Replacing Outliers

 

If you want to identify and replace the outliers with a specific value, you can use binary series for a quick and efficient result. (W1 > 10.0) yields a series which is 1.0 wherever W1 is greater than 10.0, and 0.0 elsewhere. Multiply this by the desired replacement value:

 

 (W1 > 10.0) * -1.5

 

to get a series which is -1.5 at each replacement location, and 0.0 elsewhere. This is "close", but is only half of the solution. The other part of the problem is to retain those points in W1 that are not outliers (i.e.

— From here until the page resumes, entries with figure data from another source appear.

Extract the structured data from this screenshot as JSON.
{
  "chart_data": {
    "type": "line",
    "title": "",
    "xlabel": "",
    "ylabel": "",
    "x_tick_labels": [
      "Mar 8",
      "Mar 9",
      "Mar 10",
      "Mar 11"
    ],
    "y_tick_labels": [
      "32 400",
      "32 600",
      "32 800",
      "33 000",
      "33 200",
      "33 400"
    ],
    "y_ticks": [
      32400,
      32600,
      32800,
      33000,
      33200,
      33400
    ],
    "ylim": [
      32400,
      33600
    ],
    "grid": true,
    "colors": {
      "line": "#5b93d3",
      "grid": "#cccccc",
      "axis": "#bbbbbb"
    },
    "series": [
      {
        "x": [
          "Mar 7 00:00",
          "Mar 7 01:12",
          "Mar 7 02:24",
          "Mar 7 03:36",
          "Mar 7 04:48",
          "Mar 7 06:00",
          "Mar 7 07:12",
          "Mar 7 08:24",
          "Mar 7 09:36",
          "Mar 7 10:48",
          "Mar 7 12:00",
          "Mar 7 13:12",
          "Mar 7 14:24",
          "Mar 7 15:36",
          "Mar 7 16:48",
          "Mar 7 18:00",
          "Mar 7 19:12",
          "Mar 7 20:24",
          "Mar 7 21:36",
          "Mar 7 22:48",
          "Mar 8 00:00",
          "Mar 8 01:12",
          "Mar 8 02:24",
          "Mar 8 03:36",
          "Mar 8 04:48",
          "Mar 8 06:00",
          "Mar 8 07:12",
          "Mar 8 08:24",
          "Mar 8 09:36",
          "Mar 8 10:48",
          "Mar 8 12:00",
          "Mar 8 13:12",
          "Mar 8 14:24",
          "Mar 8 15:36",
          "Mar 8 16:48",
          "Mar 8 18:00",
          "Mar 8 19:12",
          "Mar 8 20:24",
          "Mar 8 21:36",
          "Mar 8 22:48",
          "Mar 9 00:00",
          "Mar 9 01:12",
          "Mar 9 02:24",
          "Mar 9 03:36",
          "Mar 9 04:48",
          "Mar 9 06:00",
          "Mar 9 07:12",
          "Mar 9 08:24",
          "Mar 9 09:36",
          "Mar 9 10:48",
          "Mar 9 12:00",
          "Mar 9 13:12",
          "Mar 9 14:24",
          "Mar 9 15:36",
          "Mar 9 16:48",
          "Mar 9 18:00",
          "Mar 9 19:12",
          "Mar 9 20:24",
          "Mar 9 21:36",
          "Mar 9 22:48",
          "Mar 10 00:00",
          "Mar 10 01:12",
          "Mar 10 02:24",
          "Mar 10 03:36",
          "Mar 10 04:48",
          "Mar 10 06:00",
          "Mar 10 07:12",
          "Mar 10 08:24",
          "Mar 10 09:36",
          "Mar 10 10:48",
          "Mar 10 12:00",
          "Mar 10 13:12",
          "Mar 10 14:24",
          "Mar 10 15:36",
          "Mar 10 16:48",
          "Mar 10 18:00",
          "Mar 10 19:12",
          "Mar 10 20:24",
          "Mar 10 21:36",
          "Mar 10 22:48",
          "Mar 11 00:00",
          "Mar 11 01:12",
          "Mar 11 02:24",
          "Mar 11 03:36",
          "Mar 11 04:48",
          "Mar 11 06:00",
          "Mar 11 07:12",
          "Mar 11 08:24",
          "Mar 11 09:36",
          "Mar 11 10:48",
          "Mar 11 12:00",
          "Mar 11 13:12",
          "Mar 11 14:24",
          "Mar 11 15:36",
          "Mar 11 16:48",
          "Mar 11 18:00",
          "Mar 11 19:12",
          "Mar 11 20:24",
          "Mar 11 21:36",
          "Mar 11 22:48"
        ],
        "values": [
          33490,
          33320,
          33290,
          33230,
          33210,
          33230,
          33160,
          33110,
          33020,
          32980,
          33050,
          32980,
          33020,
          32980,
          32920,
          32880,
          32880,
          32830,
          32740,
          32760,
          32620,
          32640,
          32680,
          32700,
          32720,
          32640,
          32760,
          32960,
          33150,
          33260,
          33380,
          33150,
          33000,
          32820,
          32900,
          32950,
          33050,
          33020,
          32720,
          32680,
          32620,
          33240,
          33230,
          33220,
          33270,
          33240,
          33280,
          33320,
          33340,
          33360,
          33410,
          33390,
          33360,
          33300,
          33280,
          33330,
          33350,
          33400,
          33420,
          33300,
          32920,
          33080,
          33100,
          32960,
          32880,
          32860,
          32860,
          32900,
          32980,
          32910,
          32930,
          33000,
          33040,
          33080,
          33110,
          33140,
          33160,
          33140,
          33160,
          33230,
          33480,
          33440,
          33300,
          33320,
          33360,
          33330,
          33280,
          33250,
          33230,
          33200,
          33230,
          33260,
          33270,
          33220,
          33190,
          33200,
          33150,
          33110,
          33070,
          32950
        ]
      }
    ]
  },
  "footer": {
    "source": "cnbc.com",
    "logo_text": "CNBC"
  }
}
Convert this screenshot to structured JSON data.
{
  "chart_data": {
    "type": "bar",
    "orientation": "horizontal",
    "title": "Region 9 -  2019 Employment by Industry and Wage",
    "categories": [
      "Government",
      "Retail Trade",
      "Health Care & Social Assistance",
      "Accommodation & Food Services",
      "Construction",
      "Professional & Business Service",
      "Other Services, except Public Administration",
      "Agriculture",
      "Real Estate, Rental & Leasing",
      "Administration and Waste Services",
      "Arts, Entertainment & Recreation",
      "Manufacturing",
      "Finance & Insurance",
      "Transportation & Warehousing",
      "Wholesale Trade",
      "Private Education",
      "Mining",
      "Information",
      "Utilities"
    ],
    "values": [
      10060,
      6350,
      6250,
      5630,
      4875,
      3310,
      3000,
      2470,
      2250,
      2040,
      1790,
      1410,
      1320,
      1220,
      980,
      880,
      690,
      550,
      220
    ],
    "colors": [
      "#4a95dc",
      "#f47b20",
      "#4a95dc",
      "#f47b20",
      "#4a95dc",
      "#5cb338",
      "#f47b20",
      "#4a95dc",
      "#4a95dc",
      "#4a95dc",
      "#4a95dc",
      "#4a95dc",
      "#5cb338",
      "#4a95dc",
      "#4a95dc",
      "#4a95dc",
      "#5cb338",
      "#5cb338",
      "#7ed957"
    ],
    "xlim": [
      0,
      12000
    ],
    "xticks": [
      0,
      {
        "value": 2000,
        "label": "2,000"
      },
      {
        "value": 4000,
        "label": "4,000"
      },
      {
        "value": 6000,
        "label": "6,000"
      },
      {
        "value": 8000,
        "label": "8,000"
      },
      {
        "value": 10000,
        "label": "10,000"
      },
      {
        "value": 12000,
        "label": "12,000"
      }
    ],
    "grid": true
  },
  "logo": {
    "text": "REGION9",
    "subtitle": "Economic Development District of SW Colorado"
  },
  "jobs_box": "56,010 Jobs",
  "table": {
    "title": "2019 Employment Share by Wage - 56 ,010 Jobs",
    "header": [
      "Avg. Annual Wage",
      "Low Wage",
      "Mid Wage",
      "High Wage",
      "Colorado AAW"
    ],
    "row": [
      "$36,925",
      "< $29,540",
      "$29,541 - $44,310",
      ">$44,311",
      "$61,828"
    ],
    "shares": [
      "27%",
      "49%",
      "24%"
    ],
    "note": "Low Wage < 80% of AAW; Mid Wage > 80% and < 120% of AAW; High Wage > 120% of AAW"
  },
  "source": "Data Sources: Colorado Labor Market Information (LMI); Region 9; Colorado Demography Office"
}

W1 <= 10.0).

 

 (not(W1 > 10.0) * W1)

 

returns a series that is the same as W1 everywhere W1 does not exceed 10.0, and 0.0 elsewhere. If you add the two expressions together, you get the desired result:

 

 ((W1 > 10.0) * (-1.5)) + (not(W1 > 10.0) * W1))

 

To generalize with a macro:

 

#define replace(s, cond, val) (((cond)*(val)) + ((not(cond))*(s)))

 

where s is the input series, cond is the condition for replacement, and val is the desired replacement value.

 

What happens if you use NAVALUE for the replacement value? Try:

 

((W1 > 10.0) * (navalue)) + (not(W1 > 10.0) * W1))

 

Those points which are greater than 10.0 are "dropped out" of the display of the series, but the x-axis is retained because the NAVALUE serves as a placeholder.

 

Finally, if you want to replace those outliers with a linear interpolation of the surrounding points, consider the following:

 

 delete(W1, W1 > 10.0)

 

returns a series of the y-values which are not outliers, i.e. W1 <= 10.0.

 

 delete(xvals(w1), w1 > 10.0)

 

returns a series of the x-values where the y-values of W1 are not outliers.

 

 xy(delete(xvals(w1), w1 > 10.0), delete(w1, w1 > 10.0))

 

creates an XY plot where the outliers are removed from the x- and y-values. DADiSP will graphically "connect the dots" in the XY plot, so that it appears to have interpolated between the points on either side of the outliers, but, no extra points have been added. To insert the interpolated points, use:

 

 xyinterp(delete(xvals(w1), w1 > 10.0),delete(w1, w1 > 10.0))

 

Finally, the OUTLIER function incorporates these ideas into one, simple outlier removal function.